Lei sorrise nel buio della stanza, facendo brillare dei canini stranamente più lunghi del solito, l’uomo la osservò un istante, non ricordava di aver mai notato una dentatura del genere nella ragazza, allungò la mano per afferrare la giovane, ma tutto ciò che sentì fu solo un dolore acuto alla parte bassa del corpo, un dolore fortissimo, mai provato prima e poi freddo, tanto freddo. Haisa fu inondata da un getto caldo e vischioso , scattò sul letto inorridita: “che diavolo!” urlò strattonando il marito per un braccio, stupendosi di quanto fosse diventato improvvisamente leggero, guardo meglio e si accorse di aver tra le mani un arto dell’uomo che una volta era suo marito.

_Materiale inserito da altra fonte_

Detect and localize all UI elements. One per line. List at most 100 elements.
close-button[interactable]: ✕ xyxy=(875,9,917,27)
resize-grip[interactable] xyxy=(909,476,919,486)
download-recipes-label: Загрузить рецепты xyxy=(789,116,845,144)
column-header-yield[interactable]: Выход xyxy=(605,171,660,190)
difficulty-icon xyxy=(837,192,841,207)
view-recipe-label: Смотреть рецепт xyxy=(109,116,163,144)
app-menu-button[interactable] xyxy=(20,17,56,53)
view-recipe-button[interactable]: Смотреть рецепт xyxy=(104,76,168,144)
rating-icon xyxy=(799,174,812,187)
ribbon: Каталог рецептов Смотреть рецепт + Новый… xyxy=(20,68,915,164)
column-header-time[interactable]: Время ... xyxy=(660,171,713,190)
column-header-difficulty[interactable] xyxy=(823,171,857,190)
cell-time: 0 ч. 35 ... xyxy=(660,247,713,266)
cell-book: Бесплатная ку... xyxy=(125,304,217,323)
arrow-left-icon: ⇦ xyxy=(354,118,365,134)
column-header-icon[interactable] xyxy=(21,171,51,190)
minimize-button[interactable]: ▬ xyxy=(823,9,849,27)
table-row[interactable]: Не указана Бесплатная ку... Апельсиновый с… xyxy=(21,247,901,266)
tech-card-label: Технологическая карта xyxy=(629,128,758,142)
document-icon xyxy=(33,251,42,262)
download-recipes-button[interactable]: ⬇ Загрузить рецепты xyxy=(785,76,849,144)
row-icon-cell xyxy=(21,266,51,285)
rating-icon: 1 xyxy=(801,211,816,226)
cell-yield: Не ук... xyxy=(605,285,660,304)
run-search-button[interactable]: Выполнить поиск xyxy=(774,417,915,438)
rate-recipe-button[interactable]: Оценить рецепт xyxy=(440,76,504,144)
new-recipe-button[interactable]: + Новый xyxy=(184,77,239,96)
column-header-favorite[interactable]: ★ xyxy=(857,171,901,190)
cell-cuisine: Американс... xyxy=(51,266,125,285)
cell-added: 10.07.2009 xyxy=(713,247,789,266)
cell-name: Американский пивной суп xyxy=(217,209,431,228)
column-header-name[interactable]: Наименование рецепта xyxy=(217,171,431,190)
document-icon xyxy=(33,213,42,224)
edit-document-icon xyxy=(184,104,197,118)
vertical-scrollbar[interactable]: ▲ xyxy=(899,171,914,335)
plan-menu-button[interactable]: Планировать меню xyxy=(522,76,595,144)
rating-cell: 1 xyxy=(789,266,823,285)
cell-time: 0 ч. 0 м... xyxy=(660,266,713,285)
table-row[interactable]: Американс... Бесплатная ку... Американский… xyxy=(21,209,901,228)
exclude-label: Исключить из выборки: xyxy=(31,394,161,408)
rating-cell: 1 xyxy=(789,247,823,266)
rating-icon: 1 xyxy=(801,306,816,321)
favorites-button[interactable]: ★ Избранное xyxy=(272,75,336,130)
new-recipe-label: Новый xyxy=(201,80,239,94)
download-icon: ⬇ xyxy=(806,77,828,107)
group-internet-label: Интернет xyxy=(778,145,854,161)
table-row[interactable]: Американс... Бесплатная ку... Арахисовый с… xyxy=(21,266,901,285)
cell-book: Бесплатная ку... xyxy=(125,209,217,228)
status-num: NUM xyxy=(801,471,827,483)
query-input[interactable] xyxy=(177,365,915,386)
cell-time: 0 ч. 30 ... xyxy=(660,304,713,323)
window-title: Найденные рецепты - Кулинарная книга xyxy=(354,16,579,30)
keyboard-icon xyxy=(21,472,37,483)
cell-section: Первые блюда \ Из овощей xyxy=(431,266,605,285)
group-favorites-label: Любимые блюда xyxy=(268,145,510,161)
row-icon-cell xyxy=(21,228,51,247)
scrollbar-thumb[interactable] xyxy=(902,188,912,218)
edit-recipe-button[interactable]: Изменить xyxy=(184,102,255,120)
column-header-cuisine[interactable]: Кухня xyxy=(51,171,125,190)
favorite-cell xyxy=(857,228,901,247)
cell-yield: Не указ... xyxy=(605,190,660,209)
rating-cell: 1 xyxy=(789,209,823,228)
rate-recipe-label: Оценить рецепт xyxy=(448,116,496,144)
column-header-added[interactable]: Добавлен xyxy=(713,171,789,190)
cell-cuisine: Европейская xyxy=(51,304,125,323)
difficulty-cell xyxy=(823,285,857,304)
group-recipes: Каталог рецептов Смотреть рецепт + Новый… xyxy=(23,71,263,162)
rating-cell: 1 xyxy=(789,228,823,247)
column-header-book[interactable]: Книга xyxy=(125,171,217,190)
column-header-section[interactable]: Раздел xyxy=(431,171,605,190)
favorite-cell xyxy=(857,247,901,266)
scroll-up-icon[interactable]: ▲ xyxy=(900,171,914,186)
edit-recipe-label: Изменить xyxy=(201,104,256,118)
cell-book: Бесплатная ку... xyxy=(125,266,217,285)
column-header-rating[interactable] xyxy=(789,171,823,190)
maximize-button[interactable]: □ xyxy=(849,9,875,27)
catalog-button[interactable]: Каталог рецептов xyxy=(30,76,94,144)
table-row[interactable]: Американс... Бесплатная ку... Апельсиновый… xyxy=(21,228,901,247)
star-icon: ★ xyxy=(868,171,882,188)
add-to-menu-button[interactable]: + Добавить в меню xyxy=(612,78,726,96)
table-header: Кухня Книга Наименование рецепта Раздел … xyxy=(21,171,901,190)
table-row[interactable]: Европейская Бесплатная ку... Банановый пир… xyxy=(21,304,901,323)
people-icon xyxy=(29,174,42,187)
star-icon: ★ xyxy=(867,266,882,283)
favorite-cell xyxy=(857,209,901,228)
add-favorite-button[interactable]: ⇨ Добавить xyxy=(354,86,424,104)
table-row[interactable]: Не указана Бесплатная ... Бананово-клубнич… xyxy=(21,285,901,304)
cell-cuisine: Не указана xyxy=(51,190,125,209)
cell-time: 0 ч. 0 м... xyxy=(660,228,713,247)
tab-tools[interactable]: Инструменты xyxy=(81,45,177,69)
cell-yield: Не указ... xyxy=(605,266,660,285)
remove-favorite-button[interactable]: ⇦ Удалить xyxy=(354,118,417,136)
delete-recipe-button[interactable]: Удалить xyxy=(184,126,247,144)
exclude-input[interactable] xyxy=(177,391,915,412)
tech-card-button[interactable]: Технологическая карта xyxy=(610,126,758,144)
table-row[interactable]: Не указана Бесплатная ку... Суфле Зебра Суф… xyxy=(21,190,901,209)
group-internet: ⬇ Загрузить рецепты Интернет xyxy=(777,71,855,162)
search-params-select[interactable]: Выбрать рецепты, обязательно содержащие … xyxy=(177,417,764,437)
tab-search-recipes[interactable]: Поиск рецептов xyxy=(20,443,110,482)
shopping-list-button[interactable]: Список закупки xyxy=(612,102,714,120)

La donna impallidì gettando in aria il braccio reciso e, urlando  di terrore, sgattaiolò fuori dal letto accendendo la candela che aveva lasciato li a pochi passi per poter illuminare la stanza e quello che vide le fece quasi perdere i sensi dallo shock. Sangue, viscere e membra dell’uomo erano state sparpagliate per tutta la stanza, l’odore della morte le aveva impregnato le narici fino a farle provare nausea. “Mio dio… mio dio aiutaci…” ansimò cercando di far luce intorno a se il più possibile, “…Dio mio non abbandonarci” pregò piangendo senza controllo.

“Qui non c’è nessun Dio, madre” si sentì dire, “…qui c’è solo Craulad il dominatore!”.

La donna si voltò verso la voce, ma non fece neanche in tempo ad urlare. Fiotti di sangue schizzarono da tutte le parti, sul letto, sul pavimento e sugli arazzi appesi alle parenti. La candela cadde in terra spegnandosi a contatto col suolo, simboleggiando la morte che ora regnava nella stanza.